MITIGATE Risk While Accelerating Adoption of Collaborative Technologies

In today’s networked environment we are all inter-connected on many levels. We are in the midst of a communication revolution with pervasive technologies such as Facebook, Linkedin, wikis, and blogs popping up on your user’s desktops, in addition to the more mainstream technologies such as instant messaging, peer-to-peer, and webmail. The formation of these new communication “channels” can bypass an organization’s typical controls on web and e-mail gateways. The reality of the traditional network perimeter has all but dissolved. The emergence of dynamic relationships with partners—and the ability to share information securely—is critical to your organization’s success.

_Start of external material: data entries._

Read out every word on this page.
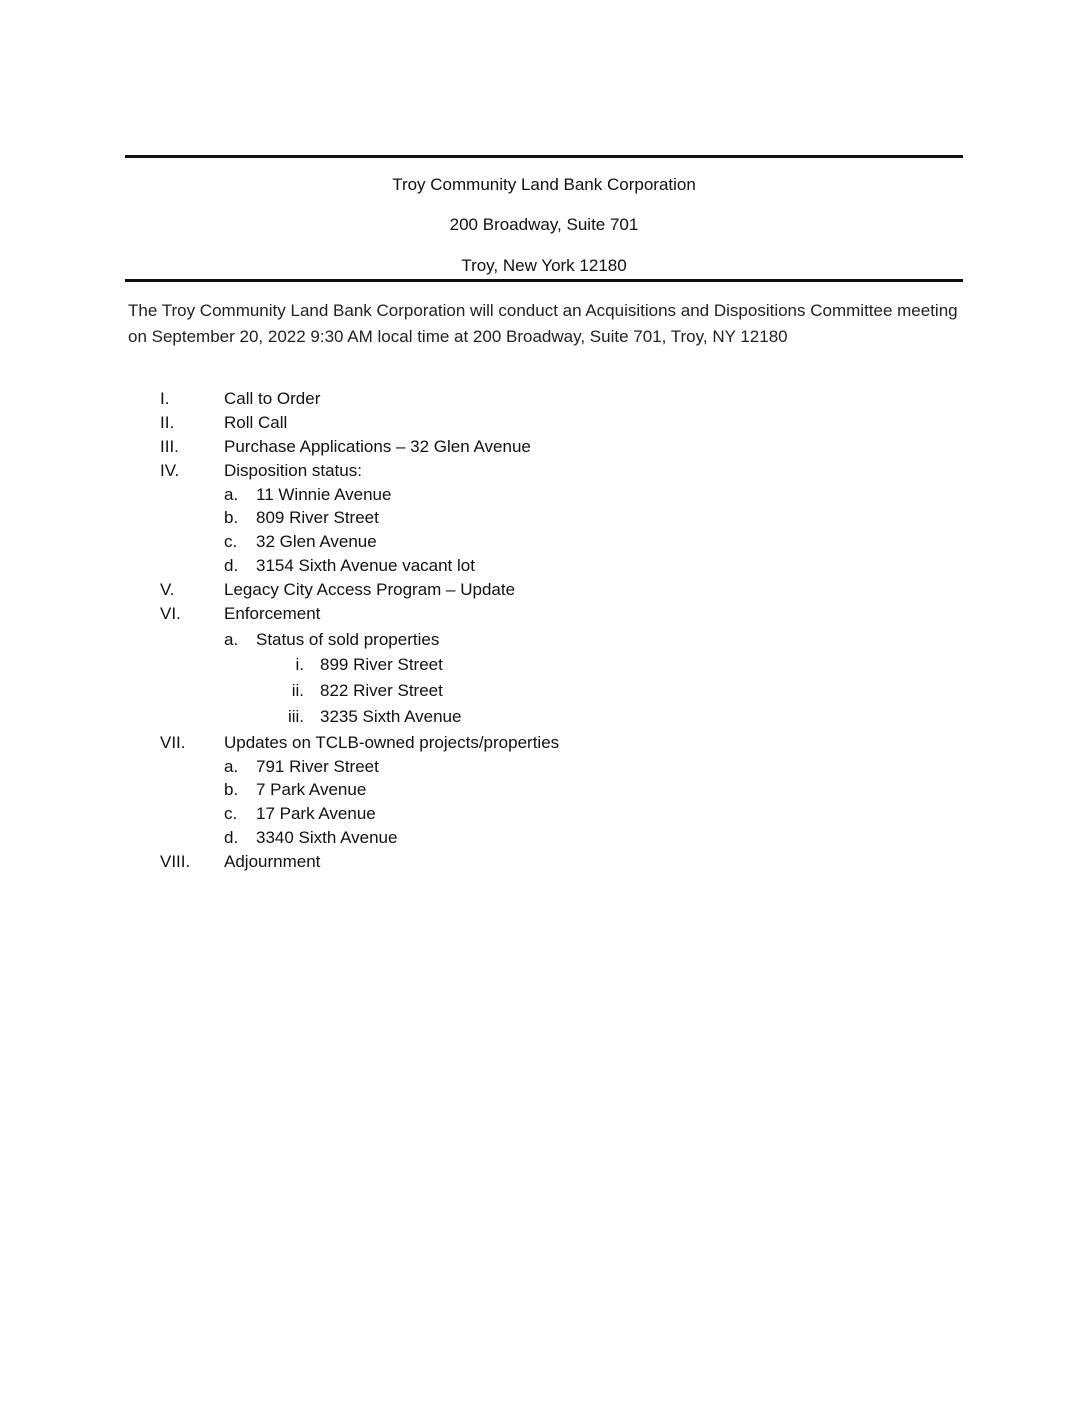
Troy Community Land Bank Corporation
200 Broadway, Suite 701
Troy, New York 12180
The Troy Community Land Bank Corporation will conduct an Acquisitions and Dispositions Committee meeting on September 20, 2022 9:30 AM local time at 200 Broadway, Suite 701, Troy, NY 12180
I.	Call to Order
II.	Roll Call
III.	Purchase Applications – 32 Glen Avenue
IV.	Disposition status:
a. 11 Winnie Avenue
b. 809 River Street
c. 32 Glen Avenue
d. 3154 Sixth Avenue vacant lot
V.	Legacy City Access Program – Update
VI.	Enforcement
a. Status of sold properties
i. 899 River Street
ii. 822 River Street
iii. 3235 Sixth Avenue
VII. Updates on TCLB-owned projects/properties
a. 791 River Street
b. 7 Park Avenue
c. 17 Park Avenue
d. 3340 Sixth Avenue
VIII. Adjournment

As information flow has become the currency of the new economy, it is not only probable, but likely, for an organization to lose control of their information in the realities of the new technologies circling around your networks. The promise of increased efficiency that emerging and collaborative technologies can bring to your business sounds powerful. But the adoption of these new technologies is not without risk—legal and financial liability, negative impact on worker productivity, and consumption of precious network resources.

Fidelis Security Systems is the leading provider of next-generation data leakage prevention solutions that stop data leakage, mitigating the risks organizations face while enabling collaborative and emerging technologies. The Fidelis Extrusion Prevention System®, Fidelis XPSTM, adds an additional layer of defense-in-depth to your security program by providing the ability to detect and control both content and applications in use on the network across all network ports. The ability to manage content and applications—both individually or logically combined—solves more complex problems, provides an organization the ability to see and control what is occurring across the network, and ultimately extends the infrastructure protection capabilities to detect and contain risky activities that originate from inside the infrastructure. Through this insight and control into how people communicate—and with what applications—the risks associated with the overall infrastructure can be detected and contained.